Am Rand auf einem Gartentisch der Fraktion „sehr wackelig“ lag ein Haufen Plastik: Becher, halbvolle Wasserflaschen, eine weiße Kapselkaffeemaschine, die Kaffeeflecken umgaben, Kategorie „Ich habe schon bessere Tage gesehen“. Aber dennoch, es war Festivaltag fünf, und ich hatte gerade eine Magendarmgrippe überstanden: Sie ahnen es, die Sehnsucht nach Koffein war groß, die Verzweiflung schien mir in den Augen zu stehen. Ich stand überfordert, überfragt, nach Bechern suchend vor der Maschine, überlegte, ob die Verlängerungskabel, die man hier in Reihe geschaltet hatte, einen Espresso wohl überstehen würden oder ob erst die ganze Sicherung und dann auch die Villa in die Luft fliegen würde (ich habe wohl definitiv zu viele Filme gesehen).

Da gesellte sich Mala Emde zu mir und fragte, ob sie mir einen Kaffee machen darf. In einer Mischung aus Festivalhilflosigkeit und Überforderung nahm ich dankend an, grinste heimlich über den Rollentausch. Normalerweise mache ich doch den Kaffee für meine Interviewpartnerinnen und -partner. Festivalwahn. Verkehrte Welt.

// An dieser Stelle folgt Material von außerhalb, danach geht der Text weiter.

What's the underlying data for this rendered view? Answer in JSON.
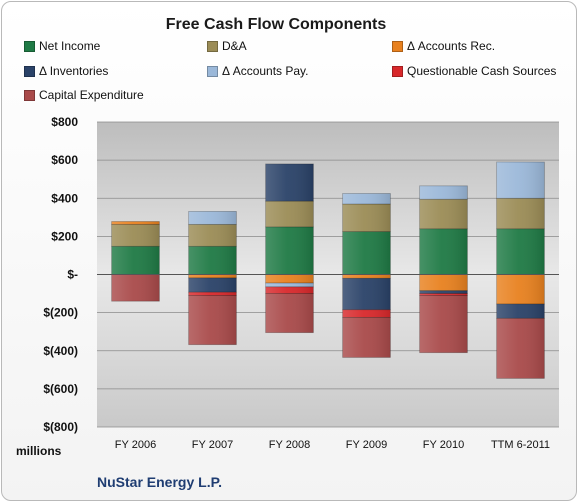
{
  "chart_data": {
    "type": "bar",
    "stacked": true,
    "title": "Free Cash Flow Components",
    "categories": [
      "FY 2006",
      "FY 2007",
      "FY 2008",
      "FY 2009",
      "FY 2010",
      "TTM 6-2011"
    ],
    "ylim": [
      -800,
      800
    ],
    "y_ticks": [
      800,
      600,
      400,
      200,
      0,
      -200,
      -400,
      -600,
      -800
    ],
    "y_tick_labels": [
      "$800",
      "$600",
      "$400",
      "$200",
      "$-",
      "$(200)",
      "$(400)",
      "$(600)",
      "$(800)"
    ],
    "y_unit_label": "millions",
    "legend_position": "top",
    "grid": true,
    "series": [
      {
        "name": "Net Income",
        "color": "#1f7a45",
        "values": [
          148,
          148,
          250,
          225,
          240,
          240
        ]
      },
      {
        "name": "D&A",
        "color": "#9b8c56",
        "values": [
          115,
          115,
          135,
          145,
          155,
          160
        ]
      },
      {
        "name": "Δ Accounts Rec.",
        "color": "#e8811f",
        "values": [
          15,
          -18,
          -45,
          -20,
          -85,
          -155
        ]
      },
      {
        "name": "Δ Inventories",
        "color": "#2a4268",
        "values": [
          0,
          -75,
          195,
          -165,
          -15,
          -75
        ]
      },
      {
        "name": "Δ Accounts Pay.",
        "color": "#9bb8d9",
        "values": [
          0,
          68,
          -20,
          55,
          70,
          190
        ]
      },
      {
        "name": "Questionable Cash Sources",
        "color": "#d8282b",
        "values": [
          0,
          -17,
          -35,
          -40,
          -10,
          0
        ]
      },
      {
        "name": "Capital Expenditure",
        "color": "#a94a4a",
        "values": [
          -140,
          -258,
          -205,
          -210,
          -300,
          -315
        ]
      }
    ]
  },
  "footer": {
    "company": "NuStar Energy L.P."
  }
}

Egal, alles ist da – bis auf Becher.

Wir suchten nach diesen kleinen weißen Pappteilen, in denen der Espresso zwar nicht wirklich gut schmeckt und die nach dem Trinken unten noch immer diesen Zuckersatz am Boden haben, den man nie im Leben würdevoll herausgeschleckt bekommt, die aber immerhin verhindern, dass man sich automatisch den Mund verbrennt. Was wir fanden, sind nur ein paar richtige Plastikbecher, in denen in Venedig meist Aperol Spritz serviert wird.

Mala und ich sahen uns fragend an. Wird der heiße Espresso den Becher zum Schmelzen bringen oder haben die Italiener ein Geheimrezept respektive stabilere Becher als wir? Der Entdeckergeist in uns überwog, die Skepsis und Furcht vor Verbrennungen zweiten Grades schoben wir also Beiseite. Kapsel rein, Hebel runter, Knopf gedrückt. Der Becher stand. Der erste Espresso tröpfelte, dann floss er – und der Becher schmolz.

Innerhalb weniger Sekunden war mein Traum vom schnellen Koffein dahin, der Becher auf die Hälfte geschrumpft, in sich zusammengezogen wie ein zu heiß gebadeter Tischtennisball. Eine Mischung aus verbrannten Plastikpartikeln und schmierigem Espresso lief daraus auf den Boden. Das eindrucksvolle Kunstwerk landete sofort im Müll. Wir haben dann Beide Abstand davon genommen, ein gemeinsames Heißgetränk zu uns zu nehmen. Den richtigen Kaffee haben wir übrigens kürzlich nachgeholt. In meinem Kreuzberger Büro mit Siebträgermaschine. Cappuccino mit Hafermilch. In Italien wären wir dafür vermutlich eh gekreuzigt worden.